Five Weeks (Seven Series #3)

I couldn’t stop grinning as I approached the bar. My vintage T-shirt was a little big and came to the ends of my shorts, but it still smelled like Jericho, even though it had been in my apartment for over a week. It’s like every breath of him was in that fabric—every breath of us. A story of our past, present, and future—woven into the fibers of a threadbare T-shirt.

 

My heart pounded against my chest and I cursed, unable to find a parking space anywhere near the bar.

 

“Dammit!” I shrieked.

 

Word must have spread about their performance because people were parking across the street and jogging toward the door. I couldn’t take it. After circling twice, I double-parked and hopped out of the car.

 

“Hey, you can’t do that!” someone shouted from behind. I turned to look while running toward the bar and stumbled, twisting my ankle.

 

Pain lanced through my foot and I hissed, pulling up my leg and debating on whether or not to shift in the street to heal myself or suck it up like a big girl.

 

I sucked it up.

 

Hobbling on one leg toward your true love isn’t the most graceful way to find your happily-ever-after, but that’s exactly what I did. I provided a few laughs for some onlookers, hopping like a lame kangaroo as I made my way to the front door.

 

Thankfully, I still heard Jericho’s voice, calling to me like a siren.

 

“What the hell is wrong with you?” Denver shouted over the music.

 

“Honey, is your foot bothering you?” Rosie said, coming up on my left.

 

“Get out of my way!” I shouted, hopping through the crowd. I got pushed left and right as people wanted to get as close to the stage as possible.

 

I screamed his name like a silly fangirl, so naturally he didn’t look in my direction. I squeezed my head between two large men, hoping maybe Jericho would see my bright hair and look my way.

 

“Over here!” I shouted.

 

My heart stopped when he looked right at me. But then I saw it. That look. The one that told me he was pissed off. The one that said maybe he didn’t care about me like I had hoped. The one that said there were a million other girls out there, and I was nothing special.

 

His eyes dragged back to the front row of girls as he sang to them.

 

Them. Those big-breasted blondes with tattoos. The ones he always fell for.

 

My lips tightened in anger, and I spun around, running into Wheeler.

 

I snatched his shirt and balled it up in my fist. “You owe me one.”

 

He lowered his head to the left. “Yeah. And?”

 

“Put me on your shoulders.”

 

His eyes widened with disbelief. “You want what?”

 

“I want you to put your head between my legs and lift me up.”

 

Someone patted him on the shoulder and laughed. “If you don’t take her up on that offer, I will. I’d love to put my head between her—”

 

Wheeler knocked the guy in the jaw and then spun around. I nervously gripped his hair as he lifted me off the ground. Damn, Wheeler was strong, and his shoulders and arms felt like granite. He handled me as if I weighed nothing.

 

There I was—the one and only thing that Jericho couldn’t possibly ignore. My red hair was illuminated beneath a low spotlight directly overhead.

 

Jericho abruptly stopped singing, but the music kept going.

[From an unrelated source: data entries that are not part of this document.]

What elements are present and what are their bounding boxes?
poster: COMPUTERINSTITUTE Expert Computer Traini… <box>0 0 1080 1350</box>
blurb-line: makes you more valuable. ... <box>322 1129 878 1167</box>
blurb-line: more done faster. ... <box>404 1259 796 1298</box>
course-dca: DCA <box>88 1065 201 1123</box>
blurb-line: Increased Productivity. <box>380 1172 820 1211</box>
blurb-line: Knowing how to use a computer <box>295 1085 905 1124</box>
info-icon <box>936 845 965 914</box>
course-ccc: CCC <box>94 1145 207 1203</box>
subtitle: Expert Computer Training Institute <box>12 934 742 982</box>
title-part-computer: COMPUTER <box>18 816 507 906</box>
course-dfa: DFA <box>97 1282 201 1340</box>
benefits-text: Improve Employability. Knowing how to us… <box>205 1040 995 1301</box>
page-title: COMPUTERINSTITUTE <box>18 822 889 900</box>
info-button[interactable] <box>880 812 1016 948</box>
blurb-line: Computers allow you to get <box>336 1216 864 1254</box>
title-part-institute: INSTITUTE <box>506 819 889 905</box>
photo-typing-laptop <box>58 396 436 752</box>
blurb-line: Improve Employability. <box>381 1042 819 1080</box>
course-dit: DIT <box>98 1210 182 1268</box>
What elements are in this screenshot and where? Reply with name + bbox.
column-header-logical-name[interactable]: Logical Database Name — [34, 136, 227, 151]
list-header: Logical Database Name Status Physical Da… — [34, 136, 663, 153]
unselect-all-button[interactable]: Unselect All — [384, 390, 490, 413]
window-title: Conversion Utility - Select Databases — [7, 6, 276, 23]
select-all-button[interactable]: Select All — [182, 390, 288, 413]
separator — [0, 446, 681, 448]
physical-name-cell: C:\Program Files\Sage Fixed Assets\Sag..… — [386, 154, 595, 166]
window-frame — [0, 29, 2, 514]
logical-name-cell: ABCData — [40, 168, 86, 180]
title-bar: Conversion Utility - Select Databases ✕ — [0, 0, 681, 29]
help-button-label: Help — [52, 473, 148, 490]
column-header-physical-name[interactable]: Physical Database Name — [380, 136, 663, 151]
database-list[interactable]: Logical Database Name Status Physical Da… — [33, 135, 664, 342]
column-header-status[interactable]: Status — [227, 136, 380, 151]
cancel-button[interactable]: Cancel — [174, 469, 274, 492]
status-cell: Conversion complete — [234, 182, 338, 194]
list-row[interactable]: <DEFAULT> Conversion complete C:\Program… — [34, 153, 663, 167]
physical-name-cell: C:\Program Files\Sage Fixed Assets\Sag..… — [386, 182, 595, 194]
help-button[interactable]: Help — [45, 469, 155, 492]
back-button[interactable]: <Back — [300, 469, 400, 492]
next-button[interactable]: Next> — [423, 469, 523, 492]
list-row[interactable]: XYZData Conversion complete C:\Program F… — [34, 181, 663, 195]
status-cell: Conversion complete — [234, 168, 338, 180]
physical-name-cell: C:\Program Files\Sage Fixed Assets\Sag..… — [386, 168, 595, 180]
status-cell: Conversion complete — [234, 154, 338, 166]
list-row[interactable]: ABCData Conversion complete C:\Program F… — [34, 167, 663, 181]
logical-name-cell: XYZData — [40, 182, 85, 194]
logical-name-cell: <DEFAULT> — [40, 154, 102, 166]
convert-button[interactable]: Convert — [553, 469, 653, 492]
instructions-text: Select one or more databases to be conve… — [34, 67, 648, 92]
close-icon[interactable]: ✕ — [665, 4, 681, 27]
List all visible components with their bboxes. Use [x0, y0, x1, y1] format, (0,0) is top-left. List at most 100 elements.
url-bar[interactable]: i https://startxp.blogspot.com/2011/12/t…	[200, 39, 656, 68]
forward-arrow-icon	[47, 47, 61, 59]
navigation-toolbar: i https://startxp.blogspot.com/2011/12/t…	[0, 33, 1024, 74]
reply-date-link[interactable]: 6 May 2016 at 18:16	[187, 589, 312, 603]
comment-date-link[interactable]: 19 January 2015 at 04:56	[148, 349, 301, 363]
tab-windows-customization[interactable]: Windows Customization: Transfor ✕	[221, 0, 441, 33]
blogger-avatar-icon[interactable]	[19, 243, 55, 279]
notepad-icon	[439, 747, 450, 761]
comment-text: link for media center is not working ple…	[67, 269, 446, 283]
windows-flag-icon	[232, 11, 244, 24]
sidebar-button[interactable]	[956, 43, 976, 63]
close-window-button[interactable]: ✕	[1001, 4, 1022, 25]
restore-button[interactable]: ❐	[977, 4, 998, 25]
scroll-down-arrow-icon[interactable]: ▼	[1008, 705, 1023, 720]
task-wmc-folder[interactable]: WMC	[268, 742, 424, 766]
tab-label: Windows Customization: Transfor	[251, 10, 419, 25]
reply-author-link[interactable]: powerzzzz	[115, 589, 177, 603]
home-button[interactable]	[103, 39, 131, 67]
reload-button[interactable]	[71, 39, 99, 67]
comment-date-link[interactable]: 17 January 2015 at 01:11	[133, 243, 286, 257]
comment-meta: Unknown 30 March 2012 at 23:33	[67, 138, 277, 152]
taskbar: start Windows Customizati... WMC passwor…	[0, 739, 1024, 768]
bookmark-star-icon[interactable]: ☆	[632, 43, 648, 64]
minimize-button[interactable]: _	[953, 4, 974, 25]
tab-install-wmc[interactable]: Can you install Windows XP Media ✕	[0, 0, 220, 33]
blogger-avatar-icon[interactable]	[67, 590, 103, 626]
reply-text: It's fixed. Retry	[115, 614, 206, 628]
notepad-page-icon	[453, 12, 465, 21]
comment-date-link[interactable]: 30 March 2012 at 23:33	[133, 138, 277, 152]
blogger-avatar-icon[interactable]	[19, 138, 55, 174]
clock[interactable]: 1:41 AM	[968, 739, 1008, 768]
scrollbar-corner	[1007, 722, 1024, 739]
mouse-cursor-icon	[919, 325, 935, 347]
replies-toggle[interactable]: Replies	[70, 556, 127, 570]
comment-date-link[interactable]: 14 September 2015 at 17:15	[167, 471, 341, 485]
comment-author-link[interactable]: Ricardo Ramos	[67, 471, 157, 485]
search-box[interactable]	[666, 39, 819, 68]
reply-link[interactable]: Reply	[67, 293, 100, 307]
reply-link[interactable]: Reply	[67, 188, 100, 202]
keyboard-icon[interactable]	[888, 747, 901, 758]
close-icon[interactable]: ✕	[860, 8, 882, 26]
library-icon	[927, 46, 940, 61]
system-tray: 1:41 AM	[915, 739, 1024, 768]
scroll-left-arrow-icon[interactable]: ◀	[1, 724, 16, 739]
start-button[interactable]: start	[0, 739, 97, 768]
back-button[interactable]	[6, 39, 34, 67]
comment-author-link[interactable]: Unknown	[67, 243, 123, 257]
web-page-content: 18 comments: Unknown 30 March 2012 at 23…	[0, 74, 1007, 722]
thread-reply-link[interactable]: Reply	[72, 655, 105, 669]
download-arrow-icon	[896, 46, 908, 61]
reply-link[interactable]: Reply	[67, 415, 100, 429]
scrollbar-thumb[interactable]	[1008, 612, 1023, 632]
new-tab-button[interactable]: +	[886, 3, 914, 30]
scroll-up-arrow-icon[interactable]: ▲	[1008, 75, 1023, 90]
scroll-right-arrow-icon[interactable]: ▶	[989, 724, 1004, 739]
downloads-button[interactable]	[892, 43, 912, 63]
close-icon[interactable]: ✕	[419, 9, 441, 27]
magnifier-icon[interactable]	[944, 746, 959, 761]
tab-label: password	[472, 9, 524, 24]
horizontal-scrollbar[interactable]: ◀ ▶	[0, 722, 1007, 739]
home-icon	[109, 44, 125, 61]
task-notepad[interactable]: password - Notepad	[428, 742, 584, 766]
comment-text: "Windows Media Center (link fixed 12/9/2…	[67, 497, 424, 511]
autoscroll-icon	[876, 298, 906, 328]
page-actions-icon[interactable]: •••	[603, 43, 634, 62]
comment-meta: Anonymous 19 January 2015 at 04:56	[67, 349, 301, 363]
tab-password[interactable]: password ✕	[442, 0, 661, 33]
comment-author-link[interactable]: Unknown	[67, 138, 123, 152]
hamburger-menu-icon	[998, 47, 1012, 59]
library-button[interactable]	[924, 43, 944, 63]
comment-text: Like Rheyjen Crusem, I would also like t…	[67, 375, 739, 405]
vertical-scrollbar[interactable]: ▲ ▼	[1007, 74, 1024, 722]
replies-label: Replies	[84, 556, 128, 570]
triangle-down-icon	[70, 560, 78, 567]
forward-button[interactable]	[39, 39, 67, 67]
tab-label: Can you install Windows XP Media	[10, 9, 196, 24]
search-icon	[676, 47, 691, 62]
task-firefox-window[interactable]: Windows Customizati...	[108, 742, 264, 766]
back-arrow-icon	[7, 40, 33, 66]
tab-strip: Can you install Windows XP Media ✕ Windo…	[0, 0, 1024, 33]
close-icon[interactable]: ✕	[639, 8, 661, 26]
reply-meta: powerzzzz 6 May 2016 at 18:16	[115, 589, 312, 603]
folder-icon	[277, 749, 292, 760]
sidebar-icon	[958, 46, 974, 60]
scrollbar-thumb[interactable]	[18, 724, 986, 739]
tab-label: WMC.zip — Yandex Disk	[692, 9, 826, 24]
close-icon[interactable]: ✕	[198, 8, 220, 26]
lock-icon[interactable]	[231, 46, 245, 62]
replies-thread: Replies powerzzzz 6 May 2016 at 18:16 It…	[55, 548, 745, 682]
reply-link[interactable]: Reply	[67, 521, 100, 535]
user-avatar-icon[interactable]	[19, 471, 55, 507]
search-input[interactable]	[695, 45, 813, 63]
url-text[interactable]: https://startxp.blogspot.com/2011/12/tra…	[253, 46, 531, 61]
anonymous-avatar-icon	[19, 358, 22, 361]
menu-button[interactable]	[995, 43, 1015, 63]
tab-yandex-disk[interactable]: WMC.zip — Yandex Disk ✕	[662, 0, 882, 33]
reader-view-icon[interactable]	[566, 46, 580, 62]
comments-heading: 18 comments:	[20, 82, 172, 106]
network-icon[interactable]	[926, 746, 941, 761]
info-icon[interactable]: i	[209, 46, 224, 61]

His eyes slid from my red hair down to the Pink Floyd shirt.

 

The one that said “I love you” by simply being on my body. The one he’d asked me to wear when I was ready to tell him what he meant to me.

 

I held my breath and vaguely heard Wheeler complaining about how tightly I was fisting his hair.

 

Hell’s bells, Jericho looked lickable. Smoldering eyes pulled me in like magnets. Strands of his long hair had lighter shades of brown, just enough to make you notice him a little bit more. He had on his smoky eyeliner, not that I went for guys who wore makeup, but it had always been part of his act. He said onstage it worked to a man’s advantage to draw attention to his eyes when they were light in color. My brows knitted when he turned away and dragged the microphone stand to Trevor, patting him on the shoulder. The tempo changed to a different song, and Trevor took over, singing a slower ballad in a hungry voice that made a few women gasp.

 

Jericho leapt off the stage and sliced through the crowd as he moved in my direction. I got the shivers just watching his swagger and the animalistic way in which his eyes devoured me. I remembered his heated kiss, the way he made me laugh, and the way he loved me. I remembered a guy who sat next to me on a rainy day at a bus stop and held a magazine over my head in a failed attempt to keep me dry, who invited me for donuts and coffee until the rain stopped. It had gone on for three days, and it seemed like that’s how long we stayed in that shop together, talking and realizing the friendship between us was effortless. Jericho made me a stronger woman, and I wanted to make him a stronger man. I wanted to see him succeed in life and have everything he’d ever wanted.

 

But right now, it looked like he only wanted one thing.

 

“Isabelle, is there something you want to tell me?”